The jet features hard edges and those distinctive edges and angle of the US F-22 and the twin tail shape much similar to that of the F-35 Lightning II, The Aviationist concluded. The Q-313 has large, fixed canards, with the external section of the little wings canted downward.

The aircraft spots a bizarre cockpit, armed with instruments that aren’t of the ‘fifth-gen’ era and too basic, the front panel lacks any wirings, with instruments similar to those equipping small private plane.

Iran’s Qaher-313 fifth-gen fighter

Qaher-313 is built with a nose section that is so small that almost no radar could fit in it. Now the most important part – the air intakes, which are so small that it reminds you of drones with similar intake sizes. Heck, the jet has no nozzle at all! The engine afterburners would melt the entire jet.

Billed as the country’s most advanced indigenous fighter jet, Qaher-313 is so small that there literally isn’t enough space under its wings for the bombs and missiles that the country claimed it could carry; it doesn’t even have a weapons bay. The cockpit is so small that it can’t accommodate a normal pilot in the ejection seat.

The aviation experts say it’s not normal to have a fighter jet where the pilot’s knees rise above the side borders of the cockpit and his helmet protrudes beyond the ejection seat’s head pad.

Iran tried to reinforce confidence in the world community by releasing a video showing the fighter jet flying, which was busted as being an absurd photoshop within hours.

The country’s attempts to bamboozle its rivals with such a crude piece of fraud failed badly, and experts wondered how Iran could present such a farce and not be exposed.

Despite being universally mocked as a falsification, Iran continued to assert that its newest fighter jet was real and already flying. The country’s government insisted the aircraft was even ‘superior’ to Lockheed Martin F-22 Raptor and the F-35 Joint Strike Fighter and would be operational soon. So, where’s the aircraft now?

The project has apparently disappeared with no further talk heard about its viability or future operational plans, as expected.

In August 2018, Iran unveiled the Kowsar fighter jet, with the country claiming that the new jet had “advanced avionics” and multi-purpose radar, and it was “100-percent indigenously made” for the first time.

The state media broadcast live footage of the new fighter taxiing along a runway at a defense show, but it was soon cut before the plane took off.
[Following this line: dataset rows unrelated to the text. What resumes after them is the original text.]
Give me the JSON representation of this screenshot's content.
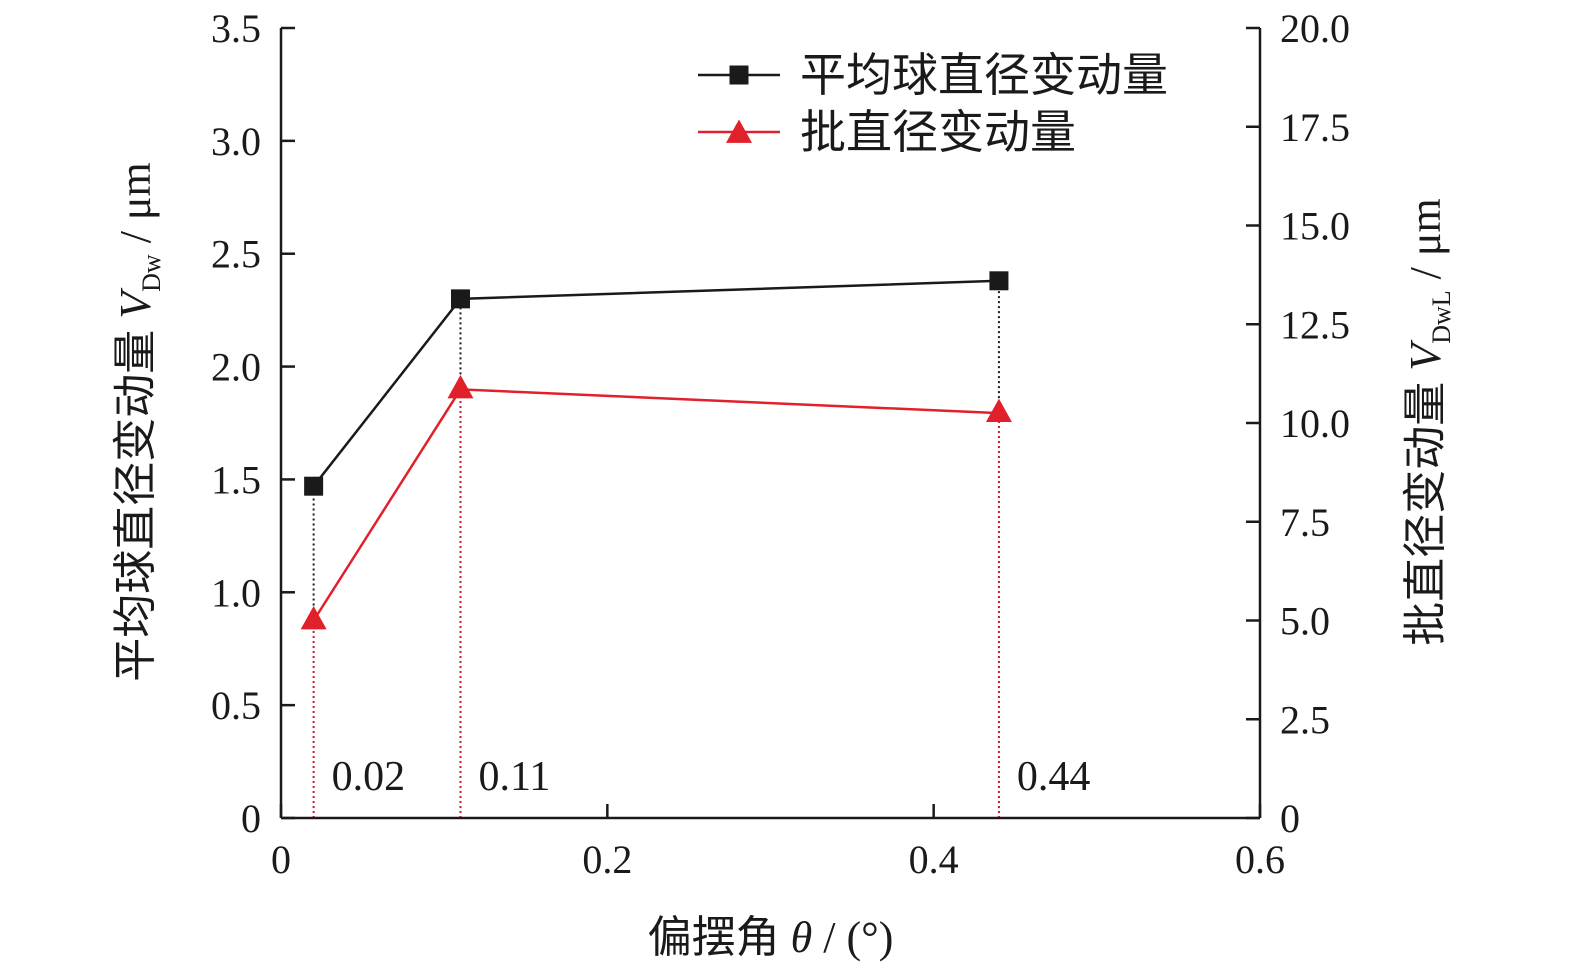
{
  "chart_data": {
    "type": "line",
    "x": [
      0.02,
      0.11,
      0.44
    ],
    "xlim": [
      0,
      0.6
    ],
    "x_ticks": [
      "0",
      "0.2",
      "0.4",
      "0.6"
    ],
    "x_tick_values": [
      0,
      0.2,
      0.4,
      0.6
    ],
    "xlabel": {
      "main": "偏摆角 ",
      "symbol": "θ",
      "unit": " / (°)"
    },
    "y_left": {
      "label": {
        "main": "平均球直径变动量 ",
        "symbol": "V",
        "sub": "Dw",
        "unit": " / μm"
      },
      "lim": [
        0,
        3.5
      ],
      "ticks": [
        "0",
        "0.5",
        "1.0",
        "1.5",
        "2.0",
        "2.5",
        "3.0",
        "3.5"
      ],
      "tick_values": [
        0,
        0.5,
        1.0,
        1.5,
        2.0,
        2.5,
        3.0,
        3.5
      ]
    },
    "y_right": {
      "label": {
        "main": "批直径变动量 ",
        "symbol": "V",
        "sub": "DwL",
        "unit": " / μm"
      },
      "lim": [
        0,
        20
      ],
      "ticks": [
        "0",
        "2.5",
        "5.0",
        "7.5",
        "10.0",
        "12.5",
        "15.0",
        "17.5",
        "20.0"
      ],
      "tick_values": [
        0,
        2.5,
        5.0,
        7.5,
        10.0,
        12.5,
        15.0,
        17.5,
        20.0
      ]
    },
    "series": [
      {
        "name": "平均球直径变动量",
        "axis": "left",
        "marker": "square",
        "color": "#1a1a1a",
        "values": [
          1.47,
          2.3,
          2.38
        ]
      },
      {
        "name": "批直径变动量",
        "axis": "right",
        "marker": "triangle",
        "color": "#e0202a",
        "values": [
          5.0,
          10.85,
          10.25
        ]
      }
    ],
    "annotations": [
      {
        "text": "0.02",
        "x": 0.02
      },
      {
        "text": "0.11",
        "x": 0.11
      },
      {
        "text": "0.44",
        "x": 0.44
      }
    ],
    "legend_position": "top-right",
    "grid": false
  }
}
In a televised interview after unveiling the new jet, Iran’s defense minister Amir Hatami said, “We have learned in the (Iran-Iraq) war that we cannot rely on anyone but ourselves. Our resources are limited and we are committed to establishing security at a minimum cost.”

The US state department refuted Iran’s claim of its newest Kowsar fighter jet being of ‘domestic origin’, saying, “It seems that regime officials are not sufficiently familiar with the development of the aviation industry.

Their plane is very similar to a fighter jet produced by the United States decades ago and Iran has an old fleet of these planes. Deception is their favorite means.”

Israel also expressed doubts about Iran producing its own fighter jet, saying they were inventing ‘anecdotes’ and that they were under pressure because of the American sanctions. The experts claimed the jet was really a ‘1970s US design with a fresh coat of paint.’

They termed Kowsar as being a knockoff of the F-5 Tiger, a US jet that first flew in 1959.

This year in July, Iran announced that after the ‘success’ in manufacturing the Kowsar warplane, the country’s air force has started the process of manufacturing a homegrown heavy fighter jet.

Iran’s Air Force is currently armed with 20 Russian MiG-29s and 23 Sukhoi Su-24 jets, about 17 Chinese-built Chengdu F-7s (a license-built copy of the Soviet MiG-21), close to 50 US-made F-4 Phantom IIs, 20 Northrop F-5s, two dozen Grumman F-14s and 9 Mirage F1s, which are now heavily modified and customized after decades of US arms restrictions.

The years of arms embargo imposed by the US and its allies on Iran has deprived the country of key technology and equipment to enable it to modernize its military. While the country made quick progress in missile development, developing a fifth-generation fighter jet that could challenge the air superiority of its rivals still remains a dream.